Думал над словами Инги, о том, как она сказала, что мой отец жив. Решил, что это бред, но он оказался правдой. Постоянно названивал какой-то неизвестный номер, один раз я ответил, это оказался некий адвокат, который просил приехать к нему в офис, на что я послал его очень грубо.
Никуда я не собираюсь ехать, и если мой горе-папаша жив на самом деле, пусть придет, пусть найдет меня и расскажет свою дерьмовую историю, на которую мне будет плевать, как и на него. Пусть сдохнет еще раз. Всем легче станет.
Зашел под навес, стряхнул с куртки влагу, сел на байк, завел, чувствуя, как подо мной рычит мотор, как он успокаивает, даже глаза закрыл. Представил тот вечер, когда за моей спиной сидела Инга, как прижималась от страха, как стук ее сердца отдавался в мои ребра.
Я скучаю по ней.
Безумно.
До смерти.
Но она просто ушла. Она бросила меня. Я облегчил выбор, который она и так сделала бы. Все уходят.
— Максим.
Напрягся, открыв глаза, повернулся, сфокусировав взгляд на человеке, который звал меня. Из тени парковки вышел отец, черт, мне даже про себя не хочется его так называть.
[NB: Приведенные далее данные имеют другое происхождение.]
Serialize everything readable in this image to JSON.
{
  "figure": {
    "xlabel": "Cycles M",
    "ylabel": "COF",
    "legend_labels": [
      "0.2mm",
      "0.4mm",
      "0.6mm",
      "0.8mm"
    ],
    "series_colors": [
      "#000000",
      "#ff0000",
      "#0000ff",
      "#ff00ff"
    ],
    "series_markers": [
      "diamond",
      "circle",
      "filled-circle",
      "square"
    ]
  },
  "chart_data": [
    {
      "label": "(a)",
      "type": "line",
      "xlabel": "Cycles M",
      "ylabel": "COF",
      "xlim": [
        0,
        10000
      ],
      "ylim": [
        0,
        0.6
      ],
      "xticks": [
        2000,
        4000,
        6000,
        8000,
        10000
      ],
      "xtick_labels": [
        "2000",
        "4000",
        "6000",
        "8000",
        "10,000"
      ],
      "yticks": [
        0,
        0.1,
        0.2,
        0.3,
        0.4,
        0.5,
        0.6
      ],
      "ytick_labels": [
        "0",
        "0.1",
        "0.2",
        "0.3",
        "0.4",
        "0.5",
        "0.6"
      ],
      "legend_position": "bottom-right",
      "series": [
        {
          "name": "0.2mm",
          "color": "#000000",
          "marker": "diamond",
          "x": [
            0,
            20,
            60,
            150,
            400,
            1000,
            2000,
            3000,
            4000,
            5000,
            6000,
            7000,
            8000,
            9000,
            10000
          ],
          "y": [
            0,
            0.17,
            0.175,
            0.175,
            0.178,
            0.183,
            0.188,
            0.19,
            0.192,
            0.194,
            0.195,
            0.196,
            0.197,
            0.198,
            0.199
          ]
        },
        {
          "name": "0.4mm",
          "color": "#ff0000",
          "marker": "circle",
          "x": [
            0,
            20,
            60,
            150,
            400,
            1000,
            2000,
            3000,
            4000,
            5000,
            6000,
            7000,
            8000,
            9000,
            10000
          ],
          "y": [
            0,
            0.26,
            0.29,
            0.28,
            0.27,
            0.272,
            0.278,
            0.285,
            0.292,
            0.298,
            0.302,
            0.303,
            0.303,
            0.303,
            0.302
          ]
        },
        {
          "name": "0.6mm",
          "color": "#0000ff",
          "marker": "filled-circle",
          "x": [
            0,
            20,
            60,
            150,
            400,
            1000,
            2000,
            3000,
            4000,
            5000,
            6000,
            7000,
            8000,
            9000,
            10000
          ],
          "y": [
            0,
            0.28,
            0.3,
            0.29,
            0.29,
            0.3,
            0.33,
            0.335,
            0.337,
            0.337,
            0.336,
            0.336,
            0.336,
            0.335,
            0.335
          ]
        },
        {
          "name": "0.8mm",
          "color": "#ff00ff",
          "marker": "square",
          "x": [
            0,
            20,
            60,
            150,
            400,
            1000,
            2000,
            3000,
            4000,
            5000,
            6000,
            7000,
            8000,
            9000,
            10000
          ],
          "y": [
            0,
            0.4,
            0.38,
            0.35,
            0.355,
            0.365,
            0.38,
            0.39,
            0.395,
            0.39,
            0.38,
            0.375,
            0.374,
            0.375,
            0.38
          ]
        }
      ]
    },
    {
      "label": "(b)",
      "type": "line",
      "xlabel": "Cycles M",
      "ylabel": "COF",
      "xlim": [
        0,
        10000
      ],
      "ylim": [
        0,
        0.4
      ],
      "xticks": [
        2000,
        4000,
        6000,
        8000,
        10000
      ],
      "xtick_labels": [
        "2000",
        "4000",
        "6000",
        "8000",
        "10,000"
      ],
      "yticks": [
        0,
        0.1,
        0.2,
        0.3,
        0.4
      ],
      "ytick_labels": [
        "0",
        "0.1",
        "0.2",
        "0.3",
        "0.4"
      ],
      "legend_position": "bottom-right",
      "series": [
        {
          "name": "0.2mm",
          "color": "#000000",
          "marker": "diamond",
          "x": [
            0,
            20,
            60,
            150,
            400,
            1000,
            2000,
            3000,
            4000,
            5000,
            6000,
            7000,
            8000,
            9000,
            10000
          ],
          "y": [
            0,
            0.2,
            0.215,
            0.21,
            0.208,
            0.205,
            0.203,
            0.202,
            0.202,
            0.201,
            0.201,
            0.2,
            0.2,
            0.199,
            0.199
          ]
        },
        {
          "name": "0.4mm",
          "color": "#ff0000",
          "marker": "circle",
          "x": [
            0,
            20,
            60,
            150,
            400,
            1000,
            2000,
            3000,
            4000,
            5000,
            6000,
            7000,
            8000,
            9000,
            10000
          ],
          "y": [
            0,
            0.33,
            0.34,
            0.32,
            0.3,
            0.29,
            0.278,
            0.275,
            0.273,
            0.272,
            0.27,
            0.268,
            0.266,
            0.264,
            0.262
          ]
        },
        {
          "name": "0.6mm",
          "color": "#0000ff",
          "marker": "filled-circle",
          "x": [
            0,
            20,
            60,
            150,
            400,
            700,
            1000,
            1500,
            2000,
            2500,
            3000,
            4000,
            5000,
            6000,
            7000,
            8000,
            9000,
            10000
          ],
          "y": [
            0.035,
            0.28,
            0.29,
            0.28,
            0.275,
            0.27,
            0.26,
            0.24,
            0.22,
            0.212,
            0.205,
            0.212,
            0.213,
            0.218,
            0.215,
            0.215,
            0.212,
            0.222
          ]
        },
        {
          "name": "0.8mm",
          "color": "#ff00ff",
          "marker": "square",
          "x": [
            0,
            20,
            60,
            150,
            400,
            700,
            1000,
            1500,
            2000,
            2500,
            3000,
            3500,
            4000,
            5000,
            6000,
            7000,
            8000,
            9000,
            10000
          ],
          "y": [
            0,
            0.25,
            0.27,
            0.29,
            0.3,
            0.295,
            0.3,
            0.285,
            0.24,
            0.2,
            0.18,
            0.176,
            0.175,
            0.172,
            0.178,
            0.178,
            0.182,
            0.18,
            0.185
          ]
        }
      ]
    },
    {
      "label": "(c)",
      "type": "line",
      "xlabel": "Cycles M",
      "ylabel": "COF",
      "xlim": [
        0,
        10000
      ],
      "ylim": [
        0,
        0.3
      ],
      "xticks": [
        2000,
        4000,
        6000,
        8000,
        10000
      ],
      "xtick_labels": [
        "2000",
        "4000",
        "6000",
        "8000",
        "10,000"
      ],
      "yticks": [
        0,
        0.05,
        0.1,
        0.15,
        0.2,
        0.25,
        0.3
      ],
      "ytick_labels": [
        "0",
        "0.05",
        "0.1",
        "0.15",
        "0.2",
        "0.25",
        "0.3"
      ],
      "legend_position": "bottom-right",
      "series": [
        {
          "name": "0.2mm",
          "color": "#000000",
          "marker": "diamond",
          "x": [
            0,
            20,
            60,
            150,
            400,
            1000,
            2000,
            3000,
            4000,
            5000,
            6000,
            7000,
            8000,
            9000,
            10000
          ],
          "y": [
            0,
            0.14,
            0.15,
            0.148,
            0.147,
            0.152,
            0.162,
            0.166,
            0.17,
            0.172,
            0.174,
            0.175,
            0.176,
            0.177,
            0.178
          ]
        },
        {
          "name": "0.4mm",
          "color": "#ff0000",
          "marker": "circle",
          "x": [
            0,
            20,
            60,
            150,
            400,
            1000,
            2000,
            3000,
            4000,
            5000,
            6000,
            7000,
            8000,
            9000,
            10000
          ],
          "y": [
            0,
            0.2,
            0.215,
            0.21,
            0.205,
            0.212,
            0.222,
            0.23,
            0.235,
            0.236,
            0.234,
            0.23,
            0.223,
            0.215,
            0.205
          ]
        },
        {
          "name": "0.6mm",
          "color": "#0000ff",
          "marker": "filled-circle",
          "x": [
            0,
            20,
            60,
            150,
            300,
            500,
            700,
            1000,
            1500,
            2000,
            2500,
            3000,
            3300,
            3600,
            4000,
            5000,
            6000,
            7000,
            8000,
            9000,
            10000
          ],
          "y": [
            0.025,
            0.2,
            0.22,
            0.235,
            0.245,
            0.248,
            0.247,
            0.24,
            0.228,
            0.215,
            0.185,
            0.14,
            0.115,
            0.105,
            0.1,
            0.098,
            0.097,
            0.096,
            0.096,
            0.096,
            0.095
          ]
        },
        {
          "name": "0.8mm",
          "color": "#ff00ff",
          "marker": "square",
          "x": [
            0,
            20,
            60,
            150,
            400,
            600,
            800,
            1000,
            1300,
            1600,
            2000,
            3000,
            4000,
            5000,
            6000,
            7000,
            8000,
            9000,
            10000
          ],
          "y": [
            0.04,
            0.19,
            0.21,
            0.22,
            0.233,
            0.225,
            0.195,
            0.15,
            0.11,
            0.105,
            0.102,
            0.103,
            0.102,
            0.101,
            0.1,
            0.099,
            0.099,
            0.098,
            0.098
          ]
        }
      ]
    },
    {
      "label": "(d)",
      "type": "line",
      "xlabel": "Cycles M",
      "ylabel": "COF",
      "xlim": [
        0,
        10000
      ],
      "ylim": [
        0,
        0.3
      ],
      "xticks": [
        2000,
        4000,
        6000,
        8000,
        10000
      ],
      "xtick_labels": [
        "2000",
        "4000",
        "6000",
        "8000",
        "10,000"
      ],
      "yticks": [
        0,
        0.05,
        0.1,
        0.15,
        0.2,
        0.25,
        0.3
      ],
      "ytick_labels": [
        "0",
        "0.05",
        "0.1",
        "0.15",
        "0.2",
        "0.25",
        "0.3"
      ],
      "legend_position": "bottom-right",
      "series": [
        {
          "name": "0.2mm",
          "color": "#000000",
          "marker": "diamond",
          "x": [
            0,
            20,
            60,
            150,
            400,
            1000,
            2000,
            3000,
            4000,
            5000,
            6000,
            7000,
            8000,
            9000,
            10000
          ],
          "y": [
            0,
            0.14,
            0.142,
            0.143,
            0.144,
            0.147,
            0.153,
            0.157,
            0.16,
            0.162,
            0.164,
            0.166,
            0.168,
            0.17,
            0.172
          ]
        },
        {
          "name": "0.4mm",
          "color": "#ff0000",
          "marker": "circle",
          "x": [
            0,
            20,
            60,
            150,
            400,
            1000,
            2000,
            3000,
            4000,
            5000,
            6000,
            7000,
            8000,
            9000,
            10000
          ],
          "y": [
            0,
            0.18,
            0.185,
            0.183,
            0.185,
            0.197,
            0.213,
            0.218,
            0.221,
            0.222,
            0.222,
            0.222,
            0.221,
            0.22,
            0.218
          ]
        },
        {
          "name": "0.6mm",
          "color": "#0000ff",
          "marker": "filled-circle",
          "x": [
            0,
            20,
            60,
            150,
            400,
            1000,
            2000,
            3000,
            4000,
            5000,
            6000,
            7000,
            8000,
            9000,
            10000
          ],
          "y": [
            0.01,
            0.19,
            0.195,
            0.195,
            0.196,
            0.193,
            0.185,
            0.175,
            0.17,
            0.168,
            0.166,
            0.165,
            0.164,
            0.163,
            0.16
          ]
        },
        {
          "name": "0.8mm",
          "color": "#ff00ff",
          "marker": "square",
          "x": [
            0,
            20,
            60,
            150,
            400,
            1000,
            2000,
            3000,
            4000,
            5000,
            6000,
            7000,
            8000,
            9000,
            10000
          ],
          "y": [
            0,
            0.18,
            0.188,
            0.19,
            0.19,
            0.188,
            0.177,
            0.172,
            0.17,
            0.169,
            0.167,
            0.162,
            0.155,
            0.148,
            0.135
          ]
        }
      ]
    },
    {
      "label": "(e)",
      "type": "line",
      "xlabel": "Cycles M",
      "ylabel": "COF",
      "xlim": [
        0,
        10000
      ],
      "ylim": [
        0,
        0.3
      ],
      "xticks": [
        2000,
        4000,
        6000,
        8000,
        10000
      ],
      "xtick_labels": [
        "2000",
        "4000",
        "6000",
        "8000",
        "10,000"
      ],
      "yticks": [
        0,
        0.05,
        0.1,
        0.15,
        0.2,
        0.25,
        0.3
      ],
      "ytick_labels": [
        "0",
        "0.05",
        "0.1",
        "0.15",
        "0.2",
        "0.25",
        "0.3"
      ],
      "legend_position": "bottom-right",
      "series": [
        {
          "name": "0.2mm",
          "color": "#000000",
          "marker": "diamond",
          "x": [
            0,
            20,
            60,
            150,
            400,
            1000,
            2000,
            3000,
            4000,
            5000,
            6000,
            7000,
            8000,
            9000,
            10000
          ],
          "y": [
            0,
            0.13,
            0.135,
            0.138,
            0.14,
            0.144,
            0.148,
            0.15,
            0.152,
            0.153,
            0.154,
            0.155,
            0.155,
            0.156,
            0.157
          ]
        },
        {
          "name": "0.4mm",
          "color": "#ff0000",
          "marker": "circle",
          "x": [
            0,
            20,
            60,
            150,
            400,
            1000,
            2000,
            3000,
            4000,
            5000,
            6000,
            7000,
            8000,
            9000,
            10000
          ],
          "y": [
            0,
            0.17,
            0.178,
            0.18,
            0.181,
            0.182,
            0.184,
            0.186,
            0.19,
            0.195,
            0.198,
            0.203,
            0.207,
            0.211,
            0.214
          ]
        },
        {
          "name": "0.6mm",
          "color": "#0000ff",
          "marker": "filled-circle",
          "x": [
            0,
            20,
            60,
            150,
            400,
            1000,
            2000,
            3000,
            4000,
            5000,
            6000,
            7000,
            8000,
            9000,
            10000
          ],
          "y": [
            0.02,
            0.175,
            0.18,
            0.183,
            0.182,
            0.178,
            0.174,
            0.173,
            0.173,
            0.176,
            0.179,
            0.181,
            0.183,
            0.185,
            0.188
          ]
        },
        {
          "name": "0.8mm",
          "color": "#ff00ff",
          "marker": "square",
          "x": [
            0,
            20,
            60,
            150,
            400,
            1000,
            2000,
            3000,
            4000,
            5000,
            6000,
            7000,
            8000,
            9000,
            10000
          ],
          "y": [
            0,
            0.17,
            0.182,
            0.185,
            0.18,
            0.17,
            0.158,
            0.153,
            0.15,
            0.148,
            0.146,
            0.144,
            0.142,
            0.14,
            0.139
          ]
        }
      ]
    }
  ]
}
Несколько долгих секунд смотрели друг на друга, заглушил мотор, разглядывая воскресшего Самойлова Ивана Максимовича. Он изменился, волосы чуть длиннее обычного, густая щетина, впалые щеки. Но стал крепче, качался, наверное, два года.
— Привет, сын.
— Для покойника ты разговорчивый.
Что я чувствую? Ничего. Абсолютно. Только, может быть, большую ненависть и злость. Он обидел Ингу. Она из-за него тогда пропала, заплаканная была. Сказала, что у него другая семья, дочка вроде бы есть.
— Как жизнь?
Он подошел ближе, а злость внутри меня начала медленно закипать, я очень хорошо улавливаю это чувство, когда ярость еще можно взять под контроль, но я не буду. Слез с байка, убрав шлем, я не уступал отцу по комплекции, я был сильнее, моложе, я мог раздавить его физически.
— До твоего появления было сносно. Что ты наговорил Инге?
Отец вскинул бровь, явно удивленный, что я его спросил о мачехе.
— Инге? С каких пор ты о ней волнуешься?
— Я задал вопрос.
Было ощущение, что мы не виделись месяц, что отца не хоронили в дорогом дубовом гробу, что я не кидал горсть земли в его могилу. Он ухмыльнулся, теперь разглядывая меня, склонив голову.